United States District Court, W.D. Oklahoma

November 1, 2017

NANCY A. BERRYHILL, Acting Commissioner of Social Security Administration, Defendant.



         Plaintiff seeks judicial review pursuant to 42 U.S.C. § 405(g) of the final decision of Defendant Commissioner denying her application for disability insurance benefits under Title II of the Social Security Act, 42 U.S.C. §§ 416(i), 423. Defendant has answered the Complaint and filed the administrative record (hereinafter AR ___), and the parties have briefed the issues. The matter has been referred to the undersigned Magistrate Judge for initial proceedings consistent with 28 U.S.C. § 636(b)(1)(B). For the following reasons, it is recommended that the Commissioner's decision be affirmed.
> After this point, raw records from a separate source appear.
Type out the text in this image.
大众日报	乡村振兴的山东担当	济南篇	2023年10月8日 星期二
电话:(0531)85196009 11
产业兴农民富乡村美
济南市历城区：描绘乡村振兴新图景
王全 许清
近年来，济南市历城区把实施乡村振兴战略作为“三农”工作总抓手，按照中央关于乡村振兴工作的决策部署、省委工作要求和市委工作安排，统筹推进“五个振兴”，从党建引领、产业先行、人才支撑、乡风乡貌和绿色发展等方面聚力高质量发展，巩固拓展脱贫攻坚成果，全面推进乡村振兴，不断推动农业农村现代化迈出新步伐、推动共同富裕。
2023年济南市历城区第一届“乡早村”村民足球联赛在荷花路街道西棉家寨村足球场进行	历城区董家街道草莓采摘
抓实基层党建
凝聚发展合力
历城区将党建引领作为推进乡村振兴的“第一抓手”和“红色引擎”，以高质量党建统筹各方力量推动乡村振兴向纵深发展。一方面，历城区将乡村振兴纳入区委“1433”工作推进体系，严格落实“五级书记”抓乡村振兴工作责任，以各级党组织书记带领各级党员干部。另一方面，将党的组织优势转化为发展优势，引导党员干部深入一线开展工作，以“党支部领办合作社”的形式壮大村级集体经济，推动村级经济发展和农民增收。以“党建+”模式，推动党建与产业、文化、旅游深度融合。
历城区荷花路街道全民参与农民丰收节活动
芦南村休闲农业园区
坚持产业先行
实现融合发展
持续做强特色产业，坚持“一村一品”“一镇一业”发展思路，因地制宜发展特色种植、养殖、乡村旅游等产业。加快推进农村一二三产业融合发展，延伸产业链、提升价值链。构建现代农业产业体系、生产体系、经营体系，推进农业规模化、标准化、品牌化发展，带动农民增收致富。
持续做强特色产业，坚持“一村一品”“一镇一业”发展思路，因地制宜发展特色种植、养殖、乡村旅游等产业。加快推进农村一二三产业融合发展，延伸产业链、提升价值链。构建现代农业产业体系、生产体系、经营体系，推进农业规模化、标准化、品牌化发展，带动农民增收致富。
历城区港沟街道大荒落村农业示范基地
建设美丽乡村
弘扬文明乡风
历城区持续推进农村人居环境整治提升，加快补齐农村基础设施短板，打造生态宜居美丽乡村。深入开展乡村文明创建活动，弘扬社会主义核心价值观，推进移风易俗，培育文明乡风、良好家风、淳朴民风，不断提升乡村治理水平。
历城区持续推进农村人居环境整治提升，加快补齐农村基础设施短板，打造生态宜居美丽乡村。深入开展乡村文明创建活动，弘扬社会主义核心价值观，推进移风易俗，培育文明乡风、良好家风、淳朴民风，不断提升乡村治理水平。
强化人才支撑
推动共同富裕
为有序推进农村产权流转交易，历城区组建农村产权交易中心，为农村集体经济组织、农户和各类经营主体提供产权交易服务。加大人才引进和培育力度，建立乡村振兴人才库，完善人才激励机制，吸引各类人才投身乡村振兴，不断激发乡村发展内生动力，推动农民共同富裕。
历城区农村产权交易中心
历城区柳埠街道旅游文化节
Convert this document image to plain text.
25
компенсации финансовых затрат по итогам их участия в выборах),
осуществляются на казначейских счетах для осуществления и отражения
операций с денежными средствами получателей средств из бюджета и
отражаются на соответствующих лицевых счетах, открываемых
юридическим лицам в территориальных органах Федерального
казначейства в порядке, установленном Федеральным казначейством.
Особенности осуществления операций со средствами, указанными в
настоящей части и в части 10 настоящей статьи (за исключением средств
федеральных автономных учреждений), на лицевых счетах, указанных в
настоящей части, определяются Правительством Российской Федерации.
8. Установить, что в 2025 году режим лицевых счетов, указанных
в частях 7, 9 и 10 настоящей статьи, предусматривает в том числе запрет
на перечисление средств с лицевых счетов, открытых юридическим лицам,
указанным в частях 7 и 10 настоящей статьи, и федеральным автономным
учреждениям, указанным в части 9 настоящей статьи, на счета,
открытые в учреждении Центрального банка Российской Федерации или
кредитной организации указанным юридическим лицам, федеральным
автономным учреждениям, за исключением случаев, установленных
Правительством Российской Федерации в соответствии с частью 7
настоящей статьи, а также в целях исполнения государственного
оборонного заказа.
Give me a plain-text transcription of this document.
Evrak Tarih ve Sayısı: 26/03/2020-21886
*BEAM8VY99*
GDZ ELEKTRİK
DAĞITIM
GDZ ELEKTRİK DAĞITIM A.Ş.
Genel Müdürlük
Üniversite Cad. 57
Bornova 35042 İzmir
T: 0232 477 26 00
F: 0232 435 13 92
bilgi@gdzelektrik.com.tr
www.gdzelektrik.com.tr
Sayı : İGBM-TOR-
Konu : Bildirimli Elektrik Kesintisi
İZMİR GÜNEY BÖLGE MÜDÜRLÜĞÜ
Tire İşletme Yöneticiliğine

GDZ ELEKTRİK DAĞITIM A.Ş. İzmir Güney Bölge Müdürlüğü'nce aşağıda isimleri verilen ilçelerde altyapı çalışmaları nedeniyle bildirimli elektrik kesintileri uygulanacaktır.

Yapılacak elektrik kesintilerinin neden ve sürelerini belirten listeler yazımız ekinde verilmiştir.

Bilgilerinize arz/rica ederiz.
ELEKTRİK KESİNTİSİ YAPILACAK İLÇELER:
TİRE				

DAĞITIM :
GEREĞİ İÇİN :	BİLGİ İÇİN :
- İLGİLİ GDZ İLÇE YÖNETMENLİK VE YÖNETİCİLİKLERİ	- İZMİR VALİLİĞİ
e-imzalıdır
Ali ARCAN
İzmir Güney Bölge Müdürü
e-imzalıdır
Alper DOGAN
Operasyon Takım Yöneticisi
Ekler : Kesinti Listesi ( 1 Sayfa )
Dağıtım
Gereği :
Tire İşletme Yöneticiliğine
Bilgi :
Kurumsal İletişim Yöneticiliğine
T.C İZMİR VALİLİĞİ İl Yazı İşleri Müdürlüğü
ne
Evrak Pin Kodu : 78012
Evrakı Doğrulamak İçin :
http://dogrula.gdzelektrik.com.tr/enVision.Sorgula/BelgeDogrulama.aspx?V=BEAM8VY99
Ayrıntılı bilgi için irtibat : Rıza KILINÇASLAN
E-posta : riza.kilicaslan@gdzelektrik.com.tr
         I. Administrative History and Agency Decision

         Plaintiff applied for disability insurance benefits in February 2014, alleging that she became disabled beginning August 1, 2007. (AR 209-10). She later amended her alleged disability onset date to April 15, 2011. (AR 45, 226). Plaintiff identified numerous physical and mental conditions as disabling impairments, including back surgery, breast cancer, chronic lymphedema, post-traumatic stress syndrome (“PTSD”), depression, anxiety, neuropathy, leg and foot pain, severe spinal stenosis, arthritis, and joint pain. (AR 243, 277). Plaintiff has a high school education, and she previously worked as a security guard.

         Plaintiff filed a previous application for disability benefits that was denied on June 25, 2013. (AR 97). Based on her earnings record, the agency determined that Plaintiff was last insured for disability insurance benefits on December 31, 2013. (AR 101). Therefore, Plaintiff was required to demonstrate that she was disabled on or before that date. Wilson v. Astrue, 602 F.3d 1136, 1139 (10th Cir. 2010); Potter v. Secretary of Health & Human Servs., 905 F.2d 1346, 1349 (10th Cir. 1990)(per curiam); accord, Adams v. Chater, 93 F.2d 712, 714 (10th Cir. 1996); Henrie v. United States Dep't of Health & Human Servs., 13 F.3d 359, 360 (10th Cir. 1993).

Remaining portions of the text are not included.